Gigaba essentially increased VAT not for any of the motivations given, although they were the proximate cause. Gigaba did so for a much simpler reason: he was forced to. The ANC has run out of road. He deserves credit for grasping the nettle; he deserves approbation for being in a position of having to grasp it.
The larger question is: why? How did SA get into this predicament of having to implement a contractionary budget at a fragile time, when our economic growth is just showing signs of picking up? Essentially, the ANC made a concatenation of poor economic decisions and South Africans, rich and poor, are going to pay for them. The first problem was consistently overestimating SA’s economic growth potential. For six of the eight years of the Jacob Zuma administration, the economic growth predicted at budget time was not achieved. This meant the government was planning for levels of expenditure higher than it would have been able to afford.
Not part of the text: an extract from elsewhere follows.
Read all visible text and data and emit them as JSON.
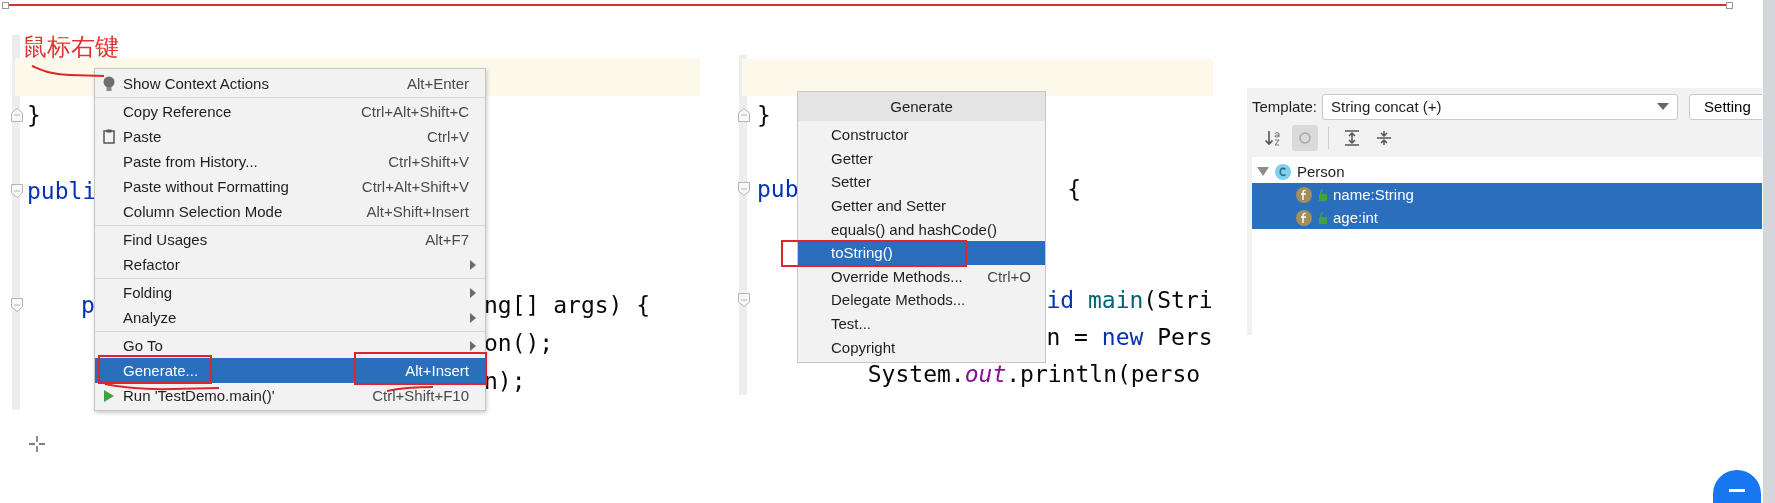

If that were the only problem, it would have been fairly easy to digest. Government budgeting has usually been conservative, and for years revenue collection has outperformed budget expectations, as the South African economy has solidified following the disastrous and chaotic apartheid years. However, it was compounded by several related problems. The first was a large-scale infrastructure programme that was so badly handled that it became not a boost, but an impediment. Second, the government kept on granting a fast-growing body of public servants huge salary increases, so that now public servants in almost all categories, easily out-earn their private-sector counterparts.
And, on top of all that, there was corruption. Nobody knows exactly how much corruption cost, or even how to distinguish between corruption and such poor administration that it counts as corruption. What is measurable is private-sector confidence, which collapsed as the mood soured, caused largely by a crooked administration and a sense of decline.
There was more to this budget, of course. Tertiary students have won an enormous victory, although it comes at a heavy cost to society, rich and poor. The positive side of the VAT increase is that government finances do look better, and there is now at least a racing chance that SA might escape a full downgrade by ratings agencies. Encouragingly, the idea of selling equity stakes in state-owned enterprises is now stated openly, rather than hinted at.
There is a lot of talk about a new dawn, and there is a good chance it’s true. Global growth is preposterously good, and it seems impossible that SA could not be lifted by this tide. But the budget is a cold shower, which demonstrates the enormous dimensions of the task ahead.